Chief Scientific Officer

Dr. Jacobsen serves as Evecxia’s Chief Scientific Officer. Dr. Jacobsen is the inventor of the 5-hydroxytryptophan slow-release (5-HTP SR) therapeutic concept. Prior to Evecxia, he served in various scientist roles at Duke University and Duke-National University Singapore, from 2008-2018. In these capacities, Dr. Jacobsen has been the main driver on a cross-disciplinary team executing the seminal work on the 5-HTP SR therapeutic concept, including building the clinical concept, preclinical proof-of-concept, intellectual property, and regulatory affairs.


Prior, Dr. Jacobsen spend 8 years in pharma-biotech, at Neurosearch and at Lundbeck. Here, he executed a variety of projects within the realms of drug discovery and target validation.

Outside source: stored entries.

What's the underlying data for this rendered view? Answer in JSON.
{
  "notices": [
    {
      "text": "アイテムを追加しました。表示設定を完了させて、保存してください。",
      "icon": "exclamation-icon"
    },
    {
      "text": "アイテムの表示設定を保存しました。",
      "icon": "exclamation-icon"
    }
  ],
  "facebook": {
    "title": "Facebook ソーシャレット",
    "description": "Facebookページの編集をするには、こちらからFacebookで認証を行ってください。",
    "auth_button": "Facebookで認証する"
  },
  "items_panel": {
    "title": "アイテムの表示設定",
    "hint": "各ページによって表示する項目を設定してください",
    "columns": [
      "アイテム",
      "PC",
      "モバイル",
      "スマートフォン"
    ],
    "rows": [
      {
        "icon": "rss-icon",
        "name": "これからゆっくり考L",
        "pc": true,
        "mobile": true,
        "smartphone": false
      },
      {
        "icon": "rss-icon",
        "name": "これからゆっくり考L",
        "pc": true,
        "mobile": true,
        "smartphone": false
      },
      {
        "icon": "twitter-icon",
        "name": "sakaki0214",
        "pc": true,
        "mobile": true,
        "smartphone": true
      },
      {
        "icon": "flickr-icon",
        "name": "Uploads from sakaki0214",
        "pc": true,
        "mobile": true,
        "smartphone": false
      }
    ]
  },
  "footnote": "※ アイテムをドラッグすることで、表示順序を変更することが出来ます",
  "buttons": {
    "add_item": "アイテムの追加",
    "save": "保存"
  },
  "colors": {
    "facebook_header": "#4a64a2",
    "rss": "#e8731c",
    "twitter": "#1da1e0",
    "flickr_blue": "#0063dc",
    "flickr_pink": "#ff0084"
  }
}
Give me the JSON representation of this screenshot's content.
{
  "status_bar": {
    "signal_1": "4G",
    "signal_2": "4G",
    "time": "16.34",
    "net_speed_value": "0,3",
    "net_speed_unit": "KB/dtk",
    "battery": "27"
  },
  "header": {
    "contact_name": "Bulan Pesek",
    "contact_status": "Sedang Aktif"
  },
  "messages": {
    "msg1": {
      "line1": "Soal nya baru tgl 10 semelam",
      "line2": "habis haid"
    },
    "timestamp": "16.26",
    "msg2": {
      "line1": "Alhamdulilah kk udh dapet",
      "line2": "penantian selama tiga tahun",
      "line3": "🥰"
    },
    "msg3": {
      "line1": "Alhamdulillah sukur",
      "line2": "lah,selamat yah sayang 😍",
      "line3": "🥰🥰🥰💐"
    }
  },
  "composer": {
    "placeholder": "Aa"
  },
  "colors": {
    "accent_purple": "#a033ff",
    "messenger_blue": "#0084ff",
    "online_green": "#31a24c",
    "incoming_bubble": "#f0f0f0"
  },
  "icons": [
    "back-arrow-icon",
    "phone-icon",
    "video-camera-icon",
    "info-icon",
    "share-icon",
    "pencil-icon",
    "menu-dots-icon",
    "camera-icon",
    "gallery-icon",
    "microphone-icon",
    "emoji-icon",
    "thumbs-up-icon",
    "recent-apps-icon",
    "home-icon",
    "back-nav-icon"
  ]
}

Dr. Jacobsen has published multiple scientific papers, including in the highest ranked in the field of Psychiatry. He is the inventor on several patents pertaining to the 5-HTP SR therapeutic concept. He holds a PhD in neuropharmacology from the University of Copenhagen.   

Charles Beasley, MD

Chief Medical Advisor

Dr. Beasley trained as a Psychiatrist and has over 30 years of CNS drug development experience from Eli Lilly.  He retired from Lilly in 2015 as Distinguished Lilly Scholar (Vice-Presidential level). 


Dr. Beasley has executive level experience in the design, conduct, analysis, and successful submission of multiple Psychiatry Phase II-IV development programs. Additional work with select Phase I studies in various areas especially cardiac electrophysiology assessment.  Extensive experience in the domain of drug safety evaluation in response to high-profile challenges to the safety profiles of several drugs. Published widely in the scientific literature while in industry, gaining the respect of the academic community as exemplified by being elected to the highly competitive and prestigious American College of Neuropsychopharmacology. Training and research in computer science and statistics facilitate accurate and efficient collaboration with data scientists and statisticians, enhancing quality in progressing from study protocols to submissions and scientific manuscripts.

Walter Piskorski

Vice President, Product Development & CMC

Mr. Piskorski has over 40 years’ experience in pharmaceuticals and medical devices, with particular expertise in all aspects of commercializing new drug products and technologies. He was COO at Euthymics/Neurovance, a Cambridge startup developing triple reuptake inhibitor drugs for different psychiatric disorder. Neurovance was recently acquired by Otsuka Pharmaceuticals in March 2017.

As SVP Technical Operations at Orexigen Therapeutics, he directed all CMC and Quality activities as well as clinical supply operations, resulting in a successful NDA submission and eventual drug approval for Contrave, a combination of buproprion/naltrexone for weight. During his 12 years at Sepracor, now Sunovion, he launched four new NDA products, all of different dosage forms and manufacturing technologies.  The extremely successful launch of Lunesta was characterized by Forbes magazine as the “5thbest launch in pharma history”. He grew the outsourced operations from zero to a level supporting $1.2B of sales.  


Prior to Sepracor he managed the development of various respiratory pMDI drugs at Armstrong Pharmaceuticals. There he led the team that successfully obtained the first generic albuterol pMDI inhaler ANDA for a US company. Earlier in his career at C.R.Bard, Baxter International and Bristol Myers, Mr. Piskorski held various positions that built a wealth of diverse product and technology know-how. He successfully bridges the different technical/clinical skills needed to commercialize new drugs. His techno/business expertise spans a wide range of drug products ranging from Class IV, high potency, controlled substances to generic pressurized Meter Dose Inhalers (pMDI). In addition to designing pharmaceutical production facilities, he has managed the preparation of various types of regulatory submissions:  510(k), ANDA and NDA. Mr. Piskorski has a degree in Chemical Engineering from Rensselaer Polytechnic Institute, a MBA from Syracuse Univ. and did post-graduate studies in Operations Research.